Beazley, a long time legal composing expert, draws a contrast in between the shape-shifting, fear-exploiting monsters of Harry Potter to the customs and organizations “that permit legal writing to be taught but curse its instructors to a brief academic life– limited by caps on agreements or thwarted by positions that permit no task security or chance for scholarship.”
Unlike the fictional boggarts, these impositions have actually afflicted Beazley’s whole profession. Fortunately, however, they’re what led the acclaimed teacher, textbook author, former chair of the American Bar Association’s Communications Skills Committee, and past president of the Legal Composing Institute to the UNLV William S. Boyd School of Law.
It’s a best fit, in that Beazley signed up with a law school whose legal composing program is ranked first nationally in U.S. News & & World Report’s 2018 edition of Best Graduate Schools. The law school itself went up 59th position this year, along with a top-10 revealing for its conflict resolution program. “UNLV has a wonderful track record for legal writing, and it’s an equal opportunity school,” Beazley says.
Beazley came to UNLV after having actually previously taught legal composing at The Ohio State University Moritz College of Law (where she invested 29 years), University of Toledo College of Law and Vermont Law School. Early in her profession, lots of law schools (including Vermont) needed legal composing faculty to leave their positions after two years. The reason? “They believed no one would wish to do it after two years,” Beazley says. “A great deal of people see the mentor of composing as the closest thing in the academy to manual work. They believe it’s not as intellectual or there’s not truly scholarship to be done relevant to legal writing.”

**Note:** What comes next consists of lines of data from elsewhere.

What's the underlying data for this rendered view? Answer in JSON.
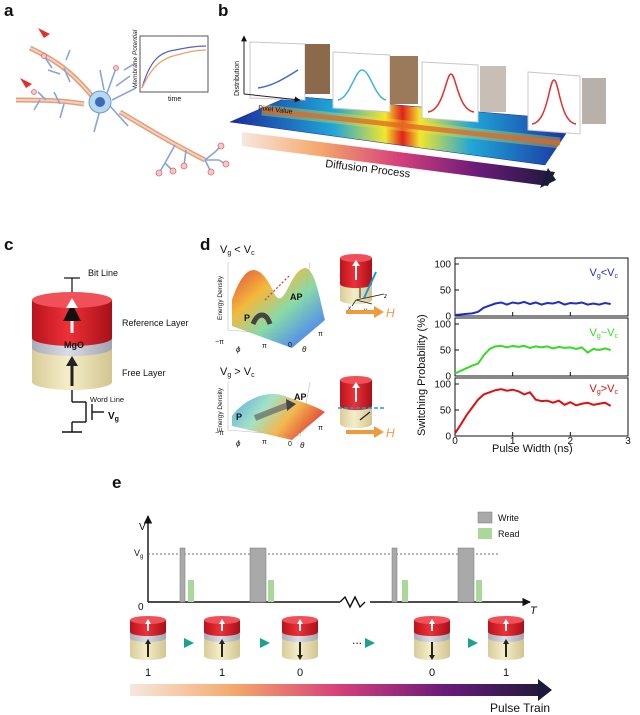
{
  "panels": {
    "a": {
      "label": "a",
      "inset": {
        "ylabel": "Membrane Potential",
        "xlabel": "time"
      }
    },
    "b": {
      "label": "b",
      "distribution_label": "Distribution",
      "pixel_value_label": "Pixel Value",
      "diffusion_label": "Diffusion Process"
    },
    "c": {
      "label": "c",
      "bit_line": "Bit Line",
      "reference_layer": "Reference  Layer",
      "mgo": "MgO",
      "free_layer": "Free Layer",
      "word_line": "Word Line",
      "vg": "V",
      "vg_sub": "g"
    },
    "d": {
      "label": "d",
      "top_condition": "V",
      "top_condition_sub1": "g",
      "top_condition_op": " < V",
      "top_condition_sub2": "c",
      "bottom_condition": "V",
      "bottom_condition_sub1": "g",
      "bottom_condition_op": " > V",
      "bottom_condition_sub2": "c",
      "energy_density": "Energy Density",
      "state_p": "P",
      "state_ap": "AP",
      "field": "H",
      "pi": "π",
      "neg_pi": "−π",
      "zero": "0",
      "phi": "ϕ",
      "theta": "θ",
      "axes_xyz": [
        "x",
        "y",
        "z"
      ]
    },
    "e": {
      "label": "e",
      "v_axis": "V",
      "vg_axis": "V",
      "vg_axis_sub": "g",
      "origin": "0",
      "t_axis": "T",
      "legend_write": "Write",
      "legend_read": "Read",
      "states": [
        "1",
        "1",
        "0",
        "0",
        "1"
      ],
      "ellipsis": "...",
      "pulse_train": "Pulse Train"
    }
  },
  "chart_data": {
    "type": "line",
    "xlabel": "Pulse Width (ns)",
    "ylabel": "Switching Probability (%)",
    "xlim": [
      0,
      3
    ],
    "ylim": [
      0,
      100
    ],
    "xticks": [
      0,
      1,
      2,
      3
    ],
    "yticks": [
      0,
      50,
      100
    ],
    "x": [
      0,
      0.1,
      0.2,
      0.3,
      0.4,
      0.5,
      0.6,
      0.7,
      0.8,
      0.9,
      1.0,
      1.1,
      1.2,
      1.3,
      1.4,
      1.5,
      1.6,
      1.7,
      1.8,
      1.9,
      2.0,
      2.1,
      2.2,
      2.3,
      2.4,
      2.5,
      2.6,
      2.7
    ],
    "series": [
      {
        "name_parts": [
          "V",
          "g",
          "<V",
          "c"
        ],
        "color": "#1f2fbf",
        "values": [
          2,
          3,
          4,
          5,
          8,
          16,
          20,
          24,
          26,
          22,
          26,
          24,
          27,
          23,
          26,
          22,
          25,
          24,
          27,
          22,
          25,
          24,
          26,
          22,
          24,
          22,
          25,
          23
        ]
      },
      {
        "name_parts": [
          "V",
          "g",
          "~V",
          "c"
        ],
        "color": "#33dd22",
        "values": [
          5,
          10,
          15,
          20,
          24,
          40,
          52,
          57,
          58,
          55,
          58,
          56,
          58,
          54,
          57,
          55,
          57,
          53,
          56,
          54,
          55,
          52,
          55,
          45,
          52,
          50,
          53,
          50
        ]
      },
      {
        "name_parts": [
          "V",
          "g",
          ">V",
          "c"
        ],
        "color": "#dd1111",
        "values": [
          5,
          22,
          40,
          55,
          70,
          80,
          84,
          88,
          90,
          87,
          89,
          86,
          80,
          84,
          70,
          67,
          68,
          64,
          68,
          60,
          65,
          59,
          62,
          64,
          60,
          62,
          64,
          58
        ]
      }
    ]
  },
  "colors": {
    "red": "#e0202a",
    "mgo": "#c8ccd6",
    "free": "#ede4b8",
    "orange": "#f09a3c",
    "teal": "#1aa38a",
    "write": "#a9a9a9",
    "read": "#a9d89a"
  }
}
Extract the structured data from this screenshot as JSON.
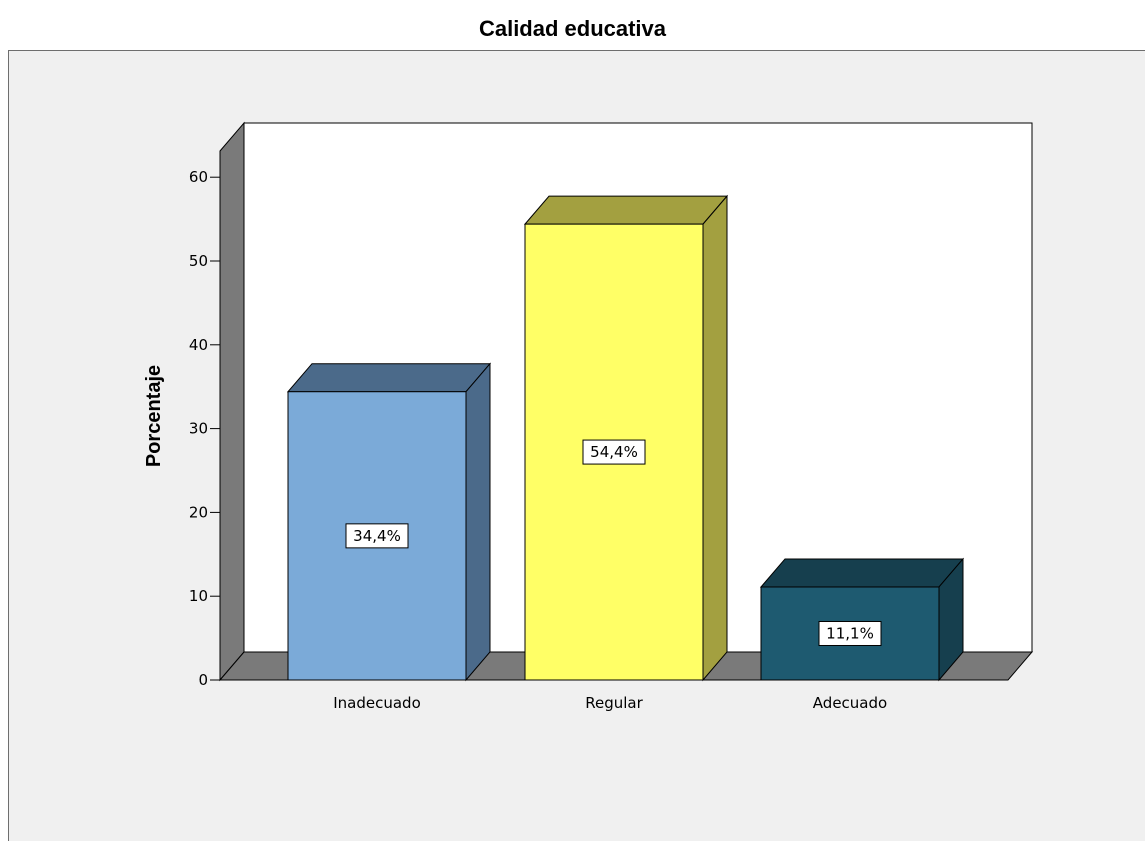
{
  "chart_data": {
    "type": "bar",
    "title": "Calidad educativa",
    "xlabel": "",
    "ylabel": "Porcentaje",
    "categories": [
      "Inadecuado",
      "Regular",
      "Adecuado"
    ],
    "values": [
      34.4,
      54.4,
      11.1
    ],
    "value_labels": [
      "34,4%",
      "54,4%",
      "11,1%"
    ],
    "ylim": [
      0,
      65
    ],
    "yticks": [
      0,
      10,
      20,
      30,
      40,
      50,
      60
    ],
    "grid": false,
    "style": "3d",
    "colors": {
      "bars": [
        {
          "front": "#7baad8",
          "top": "#4b6a8a",
          "side": "#4b6a8a"
        },
        {
          "front": "#ffff66",
          "top": "#a3a040",
          "side": "#a3a040"
        },
        {
          "front": "#1e5a70",
          "top": "#163f4e",
          "side": "#163f4e"
        }
      ],
      "wall": "#ffffff",
      "wall_side": "#7a7a7a",
      "floor": "#7a7a7a",
      "background": "#f0f0f0"
    }
  }
}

Beazley has challenged that presumption with her work, even studying and applying behavioral-science principles to legal writing and reading. (For example, how does text capitalization and structure impact how we analyze legal documents?) “Among the lines I prefer to utilize is, ‘Legal writing is not about grammar anymore than tax law has to do with mathematics,'” she says.
Among Beazley’s scholarly contributions is a chapter on “Knowing to Think Like a Wizard” in The Law and Harry Potter (she fell for the books in the 1990s while reading them to her two children). And, yes, that makes 2 of her publications inspired by the imaginary wizard.
Far from Hogwarts, Beazley is looking into how our ability to keep info is affected by continuing reading digital platforms. She’ll continue her scholarship during the academic year as she teaches classes in legal writing and appellate advocacy at Boyd.